Esta introducción, querida lectora y/o lector, la escribo porque quiero resaltar en este texto la enorme importancia que tiene la cultura política en la construcción de una mejor democracia. Lo escribo, además, como una reflexión que surge al identificar la falta de profesionalización política que muchas y muchos candidatos han demostrado al momento de elaborar propuestas, debatir y dirigir sus campañas. Pero también redacto esta reflexión –al modo más clásico del ensayo– porque he visto una ciudadanía que no comprende su rol fundamental en la construcción del público. Hay una línea cultural invisible, pero con una enorme densidad, que nos ha hecho pensar que la política es para políticos y otra cosa por completo es la ciudadanía. Como si sólo fuera responsabilidad de los servidores públicos llevar las riendas del poder soberano. Y como si la política se tratara del arrebato del poder por el poder. Si hoy nos enfrentamos a un panorama incierto, no sólo debemos voltear a los políticos, sino a nosotros mismos.
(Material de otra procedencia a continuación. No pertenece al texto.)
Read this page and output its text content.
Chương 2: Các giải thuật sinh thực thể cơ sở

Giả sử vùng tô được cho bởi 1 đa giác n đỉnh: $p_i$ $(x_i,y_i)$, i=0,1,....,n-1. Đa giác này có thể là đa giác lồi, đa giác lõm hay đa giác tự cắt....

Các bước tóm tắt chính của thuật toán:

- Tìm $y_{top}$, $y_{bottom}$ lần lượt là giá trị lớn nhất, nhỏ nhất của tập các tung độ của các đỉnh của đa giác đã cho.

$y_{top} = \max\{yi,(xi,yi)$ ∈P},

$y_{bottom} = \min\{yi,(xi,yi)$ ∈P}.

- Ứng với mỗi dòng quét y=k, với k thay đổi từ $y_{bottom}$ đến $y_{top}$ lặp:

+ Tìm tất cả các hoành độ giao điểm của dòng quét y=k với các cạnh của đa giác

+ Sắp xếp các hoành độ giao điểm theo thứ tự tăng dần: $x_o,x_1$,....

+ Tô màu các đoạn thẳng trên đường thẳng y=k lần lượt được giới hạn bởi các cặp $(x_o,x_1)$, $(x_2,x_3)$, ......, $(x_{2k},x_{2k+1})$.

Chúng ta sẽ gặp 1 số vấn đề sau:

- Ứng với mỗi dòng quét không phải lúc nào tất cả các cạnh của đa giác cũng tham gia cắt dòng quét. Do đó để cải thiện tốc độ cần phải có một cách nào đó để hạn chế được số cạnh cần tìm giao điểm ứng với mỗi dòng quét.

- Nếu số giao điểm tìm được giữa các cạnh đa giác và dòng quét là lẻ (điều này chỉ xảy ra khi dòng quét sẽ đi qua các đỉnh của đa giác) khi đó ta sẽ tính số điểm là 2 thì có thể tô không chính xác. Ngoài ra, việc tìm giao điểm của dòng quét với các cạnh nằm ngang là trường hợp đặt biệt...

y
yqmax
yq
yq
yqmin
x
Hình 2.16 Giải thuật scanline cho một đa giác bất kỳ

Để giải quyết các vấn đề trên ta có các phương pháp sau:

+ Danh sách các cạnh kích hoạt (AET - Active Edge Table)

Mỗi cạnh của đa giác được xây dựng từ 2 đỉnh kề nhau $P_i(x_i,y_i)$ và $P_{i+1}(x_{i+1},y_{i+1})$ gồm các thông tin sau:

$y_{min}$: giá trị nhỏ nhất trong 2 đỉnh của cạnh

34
La democracia, entendido como el gobierno en donde todas y todos los ciudadanos nos hacemos cargo del proyecto de nación, requiere forzosamente la participación real de la ciudadanía. En una democracia «el poder político o soberano reside en el pueblo, que lo delega a sus representantes. Este poder es el que manda, legisla, dirige el aparato del estado, asegura la cohesión y el equilibrio social». Por ello, el voto en las elecciones, aunque es el principio del ejercicio del poder soberano de la ciudadanía, no se agota en las urnas. Es un trabajo continuo. Debemos darle continuidad y seguimiento a lo que hacen las personas que quedan electas en los puestos públicos. Hemos de vigilar que, precisamente, el político respete el marco jurídico y guíe la construcción del bien público –las metas a las que toda la ciudadanía aspira alcanzar–. Que no nos sorprenda cuando quienes se llaman políticos se descarrilan en el camino, si no está la ciudadanía detrás de ellos. Si hoy se presentan tan terribles candidatos en las ternas electorales, hay que aceptar que hemos fallado en nuestra responsabilidad de supervisar las acciones de los partidos y de los servidores públicos.
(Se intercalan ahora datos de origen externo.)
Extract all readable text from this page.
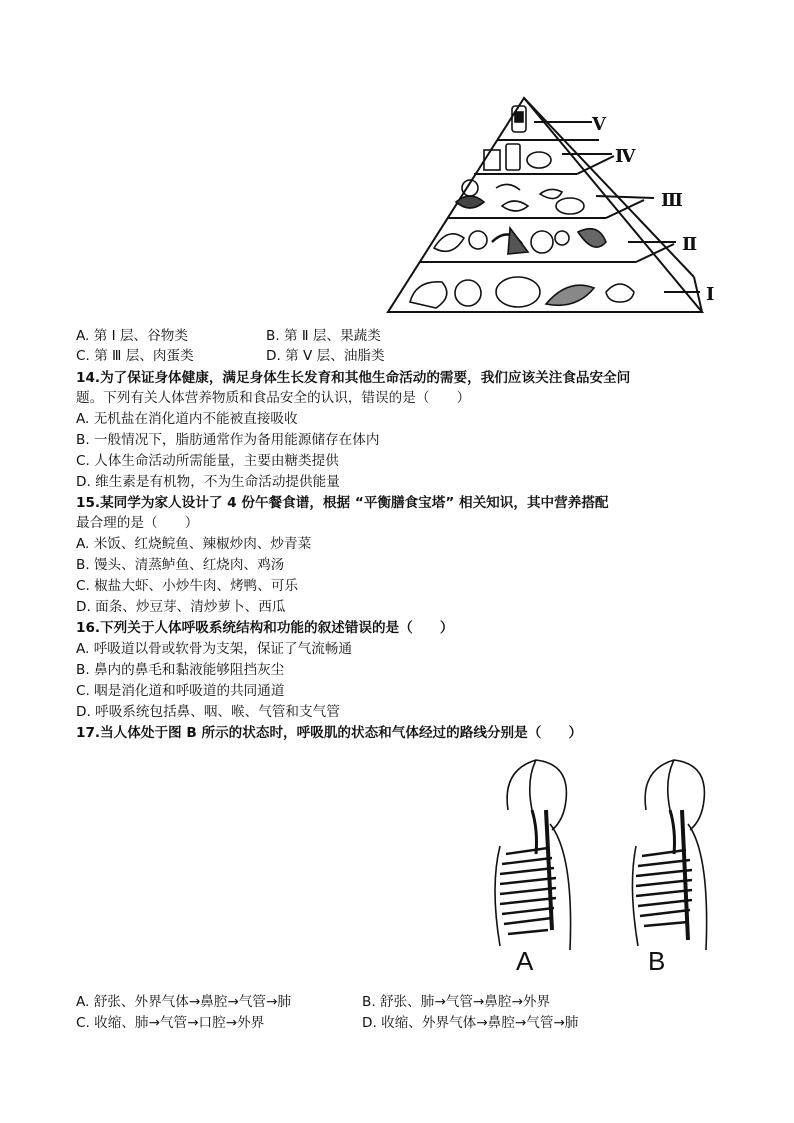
Ⅴ
Ⅳ
Ⅲ
Ⅱ
Ⅰ
A. 第 Ⅰ 层、谷物类	B. 第 Ⅱ 层、果蔬类
C. 第 Ⅲ 层、肉蛋类	D. 第 Ⅴ 层、油脂类
14.为了保证身体健康，满足身体生长发育和其他生命活动的需要，我们应该关注食品安全问
题。下列有关人体营养物质和食品安全的认识，错误的是（　　）
A. 无机盐在消化道内不能被直接吸收
B. 一般情况下，脂肪通常作为备用能源储存在体内
C. 人体生命活动所需能量，主要由糖类提供
D. 维生素是有机物，不为生命活动提供能量
15.某同学为家人设计了 4 份午餐食谱，根据 “平衡膳食宝塔” 相关知识，其中营养搭配
最合理的是（　　）
A. 米饭、红烧鲩鱼、辣椒炒肉、炒青菜
B. 馒头、清蒸鲈鱼、红烧肉、鸡汤
C. 椒盐大虾、小炒牛肉、烤鸭、可乐
D. 面条、炒豆芽、清炒萝卜、西瓜
16.下列关于人体呼吸系统结构和功能的叙述错误的是（　　）
A. 呼吸道以骨或软骨为支架，保证了气流畅通
B. 鼻内的鼻毛和黏液能够阻挡灰尘
C. 咽是消化道和呼吸道的共同通道
D. 呼吸系统包括鼻、咽、喉、气管和支气管
17.当人体处于图 B 所示的状态时，呼吸肌的状态和气体经过的路线分别是（　　）
A	B
A. 舒张、外界气体→鼻腔→气管→肺	B. 舒张、肺→气管→鼻腔→外界
C. 收缩、肺→气管→口腔→外界	D. 收缩、外界气体→鼻腔→气管→肺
Nosotros somos los auténticos soberanos dentro de la república democrática. Como bien afirmó en su momento Immanuel Kant, lo propio de una república es la división de poderes, pues las decisiones de cómo queremos construir nuestro proyecto común le pertenece a todas y todos los ciudadanos –res y publicum como los «asuntos de los ciudadanos»–. Frente a este deber ser, me parece que hemos caído en la trampa contemporánea donde la ciudadanía se vuelve en un consumidor y sólo basamos nuestro voto dependiendo en quién ofrece más, como si se trataran de ofertas, no en quién podrá construir mejores condiciones de vida. 

Regreso a mi introducción. La finalidad de cualquier Estado es la paz a través de la justicia y, para garantizarla, se requiere que sean los mismos ciudadanos quienes tomen las riendas. Cuando decimos que los políticos son otra clase de mexicanos, estamos reforzando este sesgo cultural tan erróneo –y tan perjudicial– que atenta contra el corazón mismo de la democracia. Y, al alejarnos de la gestión política, estamos permitiendo que los representantes públicos hagan lo que quieran con los mecanismos políticos y jurídicos. Ya lo decía Sartori, «si en la transmisión del poder los controlados se sustraen al control de los controladores, el gobierno sobre el pueblo corre el riesgo de no tener nada que ver con el gobierno del pueblo».

Es urgente un cambio de paradigma cultural. No es algo que resolverá en la urna. Será algo que debamos desarrollar de aquí en adelante. Debemos transformarnos de pasivos observadores a activos vigilantes del poder público. Nuestra misión como ciudadanos será asumir nuestro lugar como arquitectos de nuestro propio destino común.